Regex flavors
Regex flavors
Regex flavors
Some people, when confronted with a problem, think "I know, I'll use regular expressions." Now they have two problems.
Regex really isn't that bad when using named capture groups.
Oh yeah they definitely have uses, but there's a real tendency for people to go a bit crazy with them. Complex regexen aren't exactly readable, there's all kinds of fun performance gotchas, there's sometimes other tools/algorithms that are more suitable for the task, and sometimes people try to use them to eg. parse HTML because they don't know that it is literally impossible to use regular expressions to parse languages that aren't regular
Jwz’s 2nd law!
I learned Regex once and now it just works. Only problem for me is using MacOS so the Regex flavors aren't consistent. But once I sort that, it's smooth sailing.
Regex feels distinctly eldritch to me. Like, a lot of computing knowledge feels like magic, but regex feels like the kind of magic you get by consorting with dark forces
regex feels like the kind of magic you get by consorting with dark forces
AKA reading the manual.
Or studying computer science and learning about finite state machines
Im a good christian boy thats why I refuse to read the manual
I really like this approach for doing non trivial regex https://github.com/VerbalExpressions
const tester = VerEx() .startOfLine() .then('http') .maybe('s') .then('://') .maybe('www.') .anythingBut(' ') .endOfLine();
I don't. It may look less like line noise, but it doesn't unravel the underlying complexity of what it does. It's just wordier without being helpful.

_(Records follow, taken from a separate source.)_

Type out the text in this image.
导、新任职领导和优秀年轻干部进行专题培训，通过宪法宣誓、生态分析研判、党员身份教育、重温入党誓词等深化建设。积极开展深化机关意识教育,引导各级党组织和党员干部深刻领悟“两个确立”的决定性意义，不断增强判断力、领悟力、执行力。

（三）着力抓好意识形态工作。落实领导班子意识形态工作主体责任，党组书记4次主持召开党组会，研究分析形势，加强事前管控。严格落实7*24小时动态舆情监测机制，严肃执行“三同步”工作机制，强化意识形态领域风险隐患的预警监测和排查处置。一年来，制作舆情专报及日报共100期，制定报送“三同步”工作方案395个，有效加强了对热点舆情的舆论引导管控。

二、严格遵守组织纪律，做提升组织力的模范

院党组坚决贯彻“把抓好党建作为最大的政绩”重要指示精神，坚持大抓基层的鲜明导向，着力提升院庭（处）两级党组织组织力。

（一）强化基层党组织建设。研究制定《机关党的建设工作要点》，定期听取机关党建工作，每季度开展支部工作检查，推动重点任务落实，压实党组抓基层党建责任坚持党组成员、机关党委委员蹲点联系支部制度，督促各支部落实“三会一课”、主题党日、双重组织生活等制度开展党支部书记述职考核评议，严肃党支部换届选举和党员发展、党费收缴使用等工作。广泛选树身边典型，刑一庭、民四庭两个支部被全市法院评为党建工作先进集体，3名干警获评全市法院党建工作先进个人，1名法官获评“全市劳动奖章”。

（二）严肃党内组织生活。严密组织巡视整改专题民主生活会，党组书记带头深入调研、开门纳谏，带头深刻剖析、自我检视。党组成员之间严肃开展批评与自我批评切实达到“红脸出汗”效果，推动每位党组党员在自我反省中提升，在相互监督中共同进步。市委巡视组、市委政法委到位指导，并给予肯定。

Edit: also, these alternative syntaxes tend to make some easy cases easy, but they have no idea what to do with more complicated cases. Try making nested capture groups with these, for instance. It gets messy fast.
it doesn't unravel the underlying complexity of what it does... these alternative syntaxes tend to make some easy cases easy, but they have no idea what to do with more complicated cases
This can be said of any higher-level language, or API. There is always a cost to abstraction. Binary -> Assembly -> C -> Python. As you go up that chain, many things get easier, but some things become impossible. You always have the option to drop down, though, and these regex tools are no different. Software development, sysops, devops, etc are full of compromises like this.
Named groups are nice but can I please define a group more than once because maybe I want to group my data and consolidate values in a logical way without you complaining I have already used a group previously. I know I did, I’m the one telling you, now capture it twice!
Can you actually name capture groups, or this means how you can refer to them by number?
You can use backreferences \1 \2
etc. but you can also give them names explicitly.
it looks like this: (?<name>inner-regex)
Some flavors support it, kotlins doesn't apparently.
TIL thanks!
In modern languages you can name them with labels as well yes. Not sure about the syntax right now. Something like (?label:...) I think
It's (?<NAME>...)
and those are the named capture groups referred to in the post.
I don't see the problem. But that's probably because my goto-language is perl.